The plan for this book review space is to provide a more detailed discussion on a specific book or in this case paper than a review. If we are reading a book, I would like to discuss it chapter by chapter to better understand the content. That way we can try to note particular things that are either relevant or and emphasize aspects to make them applicable to the working environment today.
For to today’s book review we are actually going to look at a paper, Best Practices in Counterinsurgency, published in June 2005 and written by Dr. Kalev I. Sepp. His entire bio can be found here.
Dr. Kalev I. Sepp is presently Senior Lecturer in Defense Analysis at the U.S. Naval Postgraduate School in Monterey, California. He teaches graduate courses in special operations, strategy, and irregular warfare to officers from the U.S. Army Rangers and Special Forces, U.S. Navy SEALs, U.S. Air Force, U.S. Marine Corps and allied special mission units. He lectures on security issues at national defense universities in the United States, Canada, Europe, and the Middle East.
Sepp, a former Green Beret and Harvard Graduate, also co-authored, Weapon of Choice: U.S. Army Special Operations in Afghanistan, (2003) and chapters for Assessment of War (2015), War in Iraq: Planning and Execution (2007), Leadership: The Warrior’s Art (2001).

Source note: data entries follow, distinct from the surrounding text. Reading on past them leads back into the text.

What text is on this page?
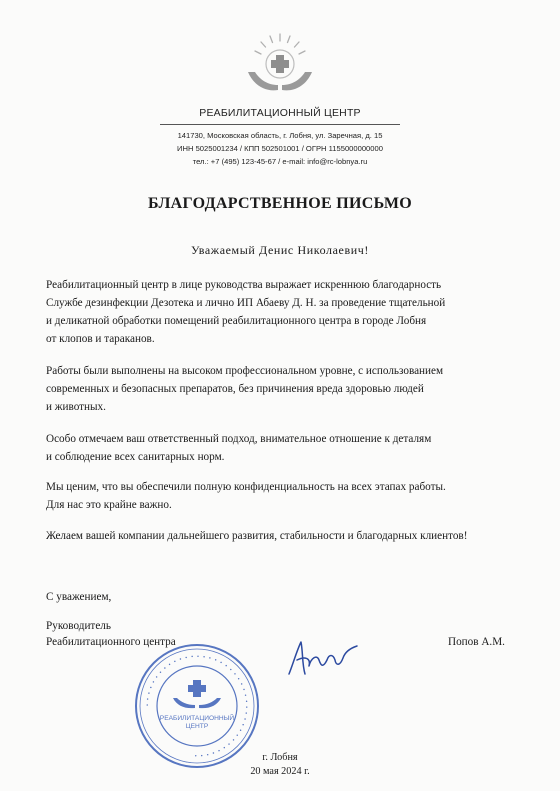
РЕАБИЛИТАЦИОННЫЙ ЦЕНТР
141730, Московская область, г. Лобня, ул. Заречная, д. 15
ИНН 5025001234 / КПП 502501001 / ОГРН 1155000000000
тел.: +7 (495) 123-45-67 / e-mail: info@rc-lobnya.ru
БЛАГОДАРСТВЕННОЕ ПИСЬМО
Уважаемый Денис Николаевич!
Реабилитационный центр в лице руководства выражает искреннюю благодарность
Службе дезинфекции Дезотека и лично ИП Абаеву Д. Н. за проведение тщательной
и деликатной обработки помещений реабилитационного центра в городе Лобня
от клопов и тараканов.
Работы были выполнены на высоком профессиональном уровне, с использованием
современных и безопасных препаратов, без причинения вреда здоровью людей
и животных.
Особо отмечаем ваш ответственный подход, внимательное отношение к деталям
и соблюдение всех санитарных норм.
Мы ценим, что вы обеспечили полную конфиденциальность на всех этапах работы.
Для нас это крайне важно.
Желаем вашей компании дальнейшего развития, стабильности и благодарных клиентов!
С уважением,
Руководитель
Реабилитационного центра	Попов А.М.
• • • • • • • • • • • • • • • • • • • • • • • • • • • • • • • • • • • • • • • •
РЕАБИЛИТАЦИОННЫЙ
ЦЕНТР
г. Лобня
20 мая 2024 г.
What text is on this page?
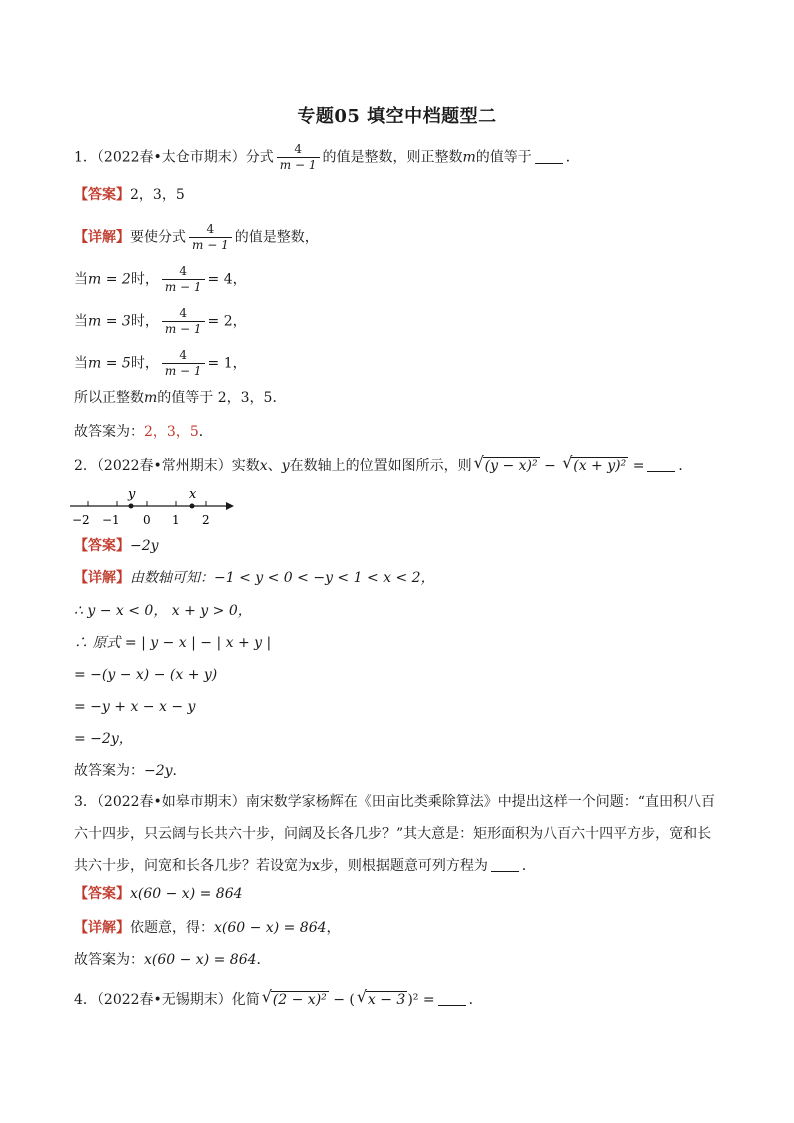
专题05 填空中档题型二
1．（2022春•太仓市期末）分式 $\frac{4}{m - 1}$ 的值是整数，则正整数m的值等于 ．
【答案】2，3，5
【详解】要使分式 $\frac{4}{m - 1}$ 的值是整数，
当m = 2时， $\frac{4}{m - 1} = 4$，
当m = 3时， $\frac{4}{m - 1} = 2$，
当m = 5时， $\frac{4}{m - 1} = 1$，
所以正整数m的值等于 2，3，5．
故答案为：2，3，5．
2．（2022春•常州期末）实数x、y在数轴上的位置如图所示，则 √ (y − x)² − √ (x + y)² = ．
y	x
−2 −1 0 1 2
【答案】−2y
【详解】由数轴可知：−1 < y < 0 < −y < 1 < x < 2，
∴ y − x < 0， x + y > 0，
∴ 原式 = | y − x | − | x + y |
= −(y − x) − (x + y)
= −y + x − x − y
= −2y，
故答案为：−2y．
3．（2022春•如皋市期末）南宋数学家杨辉在《田亩比类乘除算法》中提出这样一个问题：“直田积八百六十四步，只云阔与长共六十步，问阔及长各几步？”其大意是：矩形面积为八百六十四平方步，宽和长共六十步，问宽和长各几步？若设宽为x步，则根据题意可列方程为 ．
【答案】x(60 − x) = 864
【详解】依题意，得：x(60 − x) = 864，
故答案为：x(60 − x) = 864．
4．（2022春•无锡期末）化简 √ (2 − x)² − ( √ x − 3 )² = ．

Since Best Practices in Counterinsurgency was published in the Military Review in 2005, we can look back and see what was and was not implemented during the Iraq war and in Afghanistan. Given the timing of this publication and Sepp’s status of the one of the most influential counterinsurgency thinkers, this paper had an impact on the planning and execution of the wars for several years. The abstract:
We can discern best practices common to successful counterinsurgencies by studying the past century’s insurgent wars. Historical analysis helps us understand the nature and continuities of insurgencies over time and in various cultural, political, and geographic settings. While this does not produce a template solution to civil wars and insurrections, the sum of these experiences, judiciously and appropriately applied, might help Iraq defeat its insurgency. Nations on every continent have experienced or intervened in insurgencies. Not counting military coups and territorially defined civil wars, there are 17 insurgencies we can study closely and 36 others that include aspects we can consider. Assessment reveals which counterinsurgency practices were successful and which failed. A strategic victory does not validate all the victor’s operational and tactical methods or make them universally applicable, as America’s defeat in Vietnam and its success in El Salvador demonstrate. In both cases, learning more from one’s mistakes than one’s achievements is a valid axiom. If we were to combine all the successful operational practices from a century of counterinsurgent warfare, the summary would suggest a campaign outline to combat the insurgency in present-day Iraq.
According to Sepp successful operational practices should include at least these seven things, they include:
- Human Rights
- Law Enforcement
- Population Control
- Political Process
- Counterinsurgent Warfare
- Securing Borders
- Executive Authority
Reading this list, you can definitely see the surge strategy in Iraq taking shape. Interestingly, I don’t think we, the U.S., truly achieved many of these objectives in Iraq or Afghanistan. This is not a criticism of Sepp or his paper, just an observation that things have not gone as well as I think most of us hoped. Given the benefit of time, we can now see that the Law Enforcement and Political Process in both countries, Iraq and Afghanistan were corrupt (see here and here). Both governments have sought to elevate one group over another through graft or outright discrimination. In addition, the borders of both Iraq and Afghanistan were never closed tight enough to choke off the insurgency as evidenced here and here. On Executive Authority, the Taliban won’t even talk to the current Afghan Government and the FRONTLINE piece the Rise of ISIS demonstrates how weak, paranoid and insecure Malaki was creating the conditions for ISIS’s rise. On human rights, I agree that: “security of the people must be assured as a basic need, along with food, water, shelter, health care, and a means of living,” but freedom of worship, access to education, and equal rights for women, seem like Western Ideals not fully embraced in other places. That brings us to Sepp’s chart on what are Successful and Unsuccessful Counterinsurgencies.
Sepp states that:
Failed counterinsurgencies reveal unsuccessful operational practices….
And finishes with…
Disengagement from an unresolved counterinsurgency can doom an indigenous government. When the United States and the Soviet Union withdrew their forces from Vietnam and Afghanistan, the remaining indigenous governments were not vigorous or competent enough to maintain themselves with-out significant assistance. After the Soviet regime in Moscow fell, the Taliban readily deposed the pup-pet government in Kabul. In Vietnam, the U.S. Congress sharply curtailed military aid after the withdrawal of U.S. forces. With no other source of support, South Vietnam was vulnerable to the invasion from the North that deposed its regime.
I won’t advocate for a particular foreign policy; I don’t think that is what this space is designed for. I just wanted to put a really good and influential paper in-front of you to discuss its merits and short-comings of which in a perfect world, there are not many here. Implementing these practices has certainly been a challenge and a re-grounding in these principles will help in mission planning and mindset.